The dataManager.pl script (v5.xx)
The
dataManager.pl script runs like a deamon on the machine STOL01 at the port 9000 on the storage subnet (
stol01.storage:9000).
- the executable is located at
/root/bin/dataManager.pl- the working directory with data and configuration files is:
/var/dataman
-
Short description about it's functionalities:
The
dataManager.pl script:
- scans periodically the data mount point (
/storage ) searching for .gwf (rawdata) files newer then the file specified into the
/var/dataman/last_processed.file . If that files do not exist (usually at the first running cycle) the file is created empty and a standard time window will be used for the first scan. Then the new files will be added to the services processing queues (data replica, etc…)
- receives information from all the
dataStorage.pl modules running on each storage farm disk host machine, keeping track of the available space for each volume involved. A trigger is reset each time that a status message is received for a volume. If no infos were received upon a time counter an alarm is send by email to the operators and a message is sent to the
fflGen.pl module: the volume is no longer available and it will be removed from the ffl list. A soon as a status message for that volume is received, an email will be sent to the operators and a message to the
fflGen.pl module in order to insert again that volume into the ffl list. If the unavailable volume is the current destination replica volume ( pointed by the file
/var/dataman/current_dest_label ) , an email is sent to the operators and the rsync subprocess is stopped by making an rsync lock file (see
procedure P1 in the appendix to fix the problem).
- runs an rsync subprocess (
dataManager.pl:rsync) in order to replicate the rawdata files from the local storage area (the double equallogic array disk space) to the offline storage farm buffer volumes. For each rsync session, the space status of the destination volume will be checked: if the volume is 100% full, the current destination label is inserted at the bottom of the full volumes list ( located at
/var/dataman/full_volumes.list ). If no other empty volumes are available (see
procedure P2 in the appendix for know how to check the volumes status), the same list will be open and the first label will be cutted from the list and selected like the next destination volume. A "delete" command will be sent to the
dataStorage.pl module that owns the volume and to the
fflGen.pl module in order to delete the oldest files from the offline buffer, making free space for the new, incoming data. The rsync flows will automatically restart after few (usually 5) minutes.

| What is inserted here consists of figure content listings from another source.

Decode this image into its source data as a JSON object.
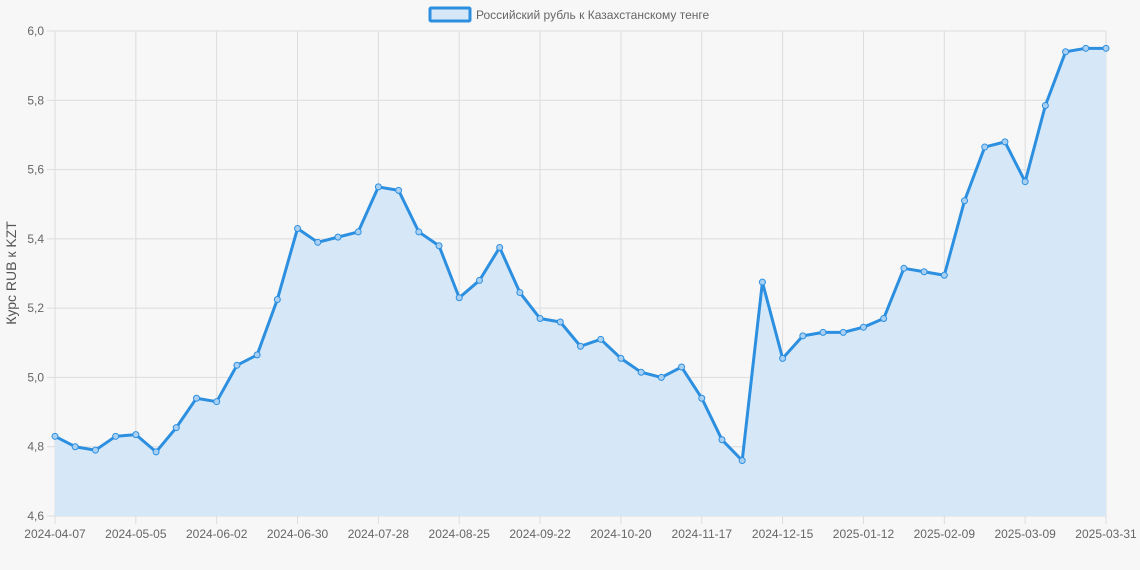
{
  "chart_data": {
    "type": "area",
    "ylabel": "Курс RUB к KZT",
    "xlabel": "",
    "ylim": [
      4.6,
      6.0
    ],
    "y_ticks": [
      4.6,
      4.8,
      5.0,
      5.2,
      5.4,
      5.6,
      5.8,
      6.0
    ],
    "y_tick_labels": [
      "4,6",
      "4,8",
      "5,0",
      "5,2",
      "5,4",
      "5,6",
      "5,8",
      "6,0"
    ],
    "x_tick_labels": [
      "2024-04-07",
      "2024-05-05",
      "2024-06-02",
      "2024-06-30",
      "2024-07-28",
      "2024-08-25",
      "2024-09-22",
      "2024-10-20",
      "2024-11-17",
      "2024-12-15",
      "2025-01-12",
      "2025-02-09",
      "2025-03-09",
      "2025-03-31"
    ],
    "x_tick_index": [
      0,
      4,
      8,
      12,
      16,
      20,
      24,
      28,
      32,
      36,
      40,
      44,
      48,
      52
    ],
    "grid": true,
    "legend_position": "top-center",
    "colors": {
      "line": "#2c8fe0",
      "fill": "#d6e8f8",
      "point_fill": "#a9d0f2"
    },
    "series": [
      {
        "name": "Российский рубль к Казахстанскому тенге",
        "values": [
          4.83,
          4.8,
          4.79,
          4.83,
          4.835,
          4.785,
          4.855,
          4.94,
          4.93,
          5.035,
          5.065,
          5.225,
          5.43,
          5.39,
          5.405,
          5.42,
          5.55,
          5.54,
          5.42,
          5.38,
          5.23,
          5.28,
          5.375,
          5.245,
          5.17,
          5.16,
          5.09,
          5.11,
          5.055,
          5.015,
          5.0,
          5.03,
          4.94,
          4.82,
          4.76,
          5.275,
          5.055,
          5.12,
          5.13,
          5.13,
          5.145,
          5.17,
          5.315,
          5.305,
          5.295,
          5.51,
          5.665,
          5.68,
          5.565,
          5.785,
          5.94,
          5.95,
          5.95
        ]
      }
    ]
  }
}
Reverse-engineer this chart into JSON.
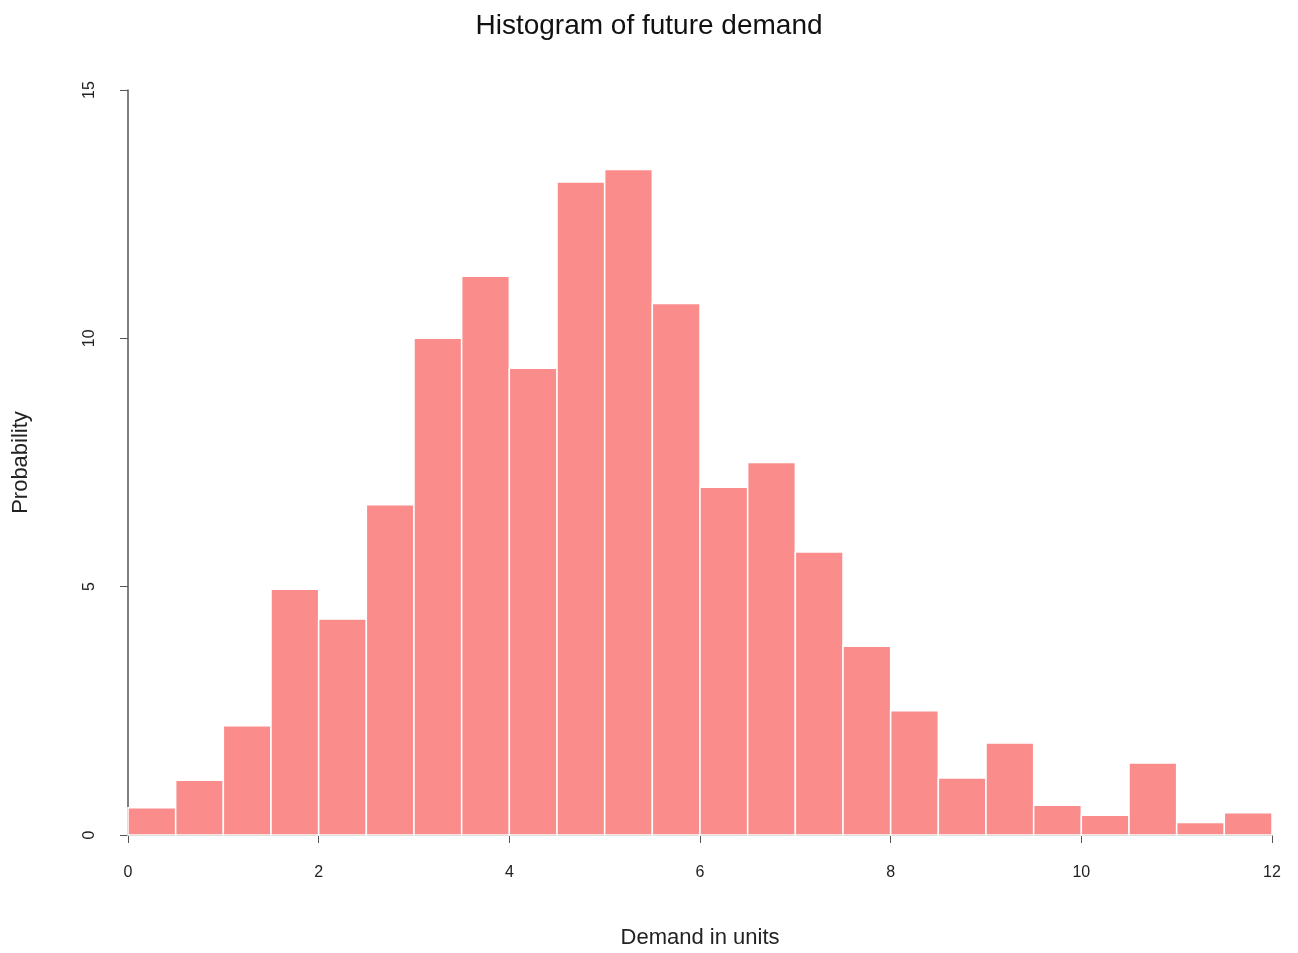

NOTE: Due to fix an xfs issue on large file system, the data deletion is disabled by default and a deletion
procedure P3 is implemented.
The rsync uses the rsyncd server configured on the target node. The username used to write files on the volumes of a node and the target volume labels are defined in the /etc/rsyncd.conf file on the node.
-
Configuration parameters and files
The following files must be present into the working directory,
this files can be manually edited:
-
/var/dataman/local_host_name : usually
stol01.storage, is the local host name (mapped on the storage subnet);
-
/var/dataman/datastorage_host_list : contains a full list of all the machines that host a
dataStorage.pl module;
-
/var/dataman/fflgen_host_name : usually
stol02.storage, is the name of the machine that hosts the module
fflGen.pl;
-
/var/dataman/datafinder_host_name : usually
stol02.storage, is the name of the machine that hosts the module
dataFinder.pl;
this files can be edited due to manage an exception:
-
/var/dataman/full_volume.list : contains a list of couples "host::volume". Can be edited in order to remove from the list some volumes that will be managed by the system but will be never deleted/scratched again. A typical example is removing volumes filled by files related to a run;
-
/var/dataman/next_dest_volume : usually is not present into the directory. This file, if present, must contain a list of labels (a couple "host::volume") that point to an empty volume. This file is used by the script when a volume is full and we want to force to select this volume like the next data destination;
- other files like .db .list and .lock files must be leaved untouched, changing or deleting them can cause system incosistency.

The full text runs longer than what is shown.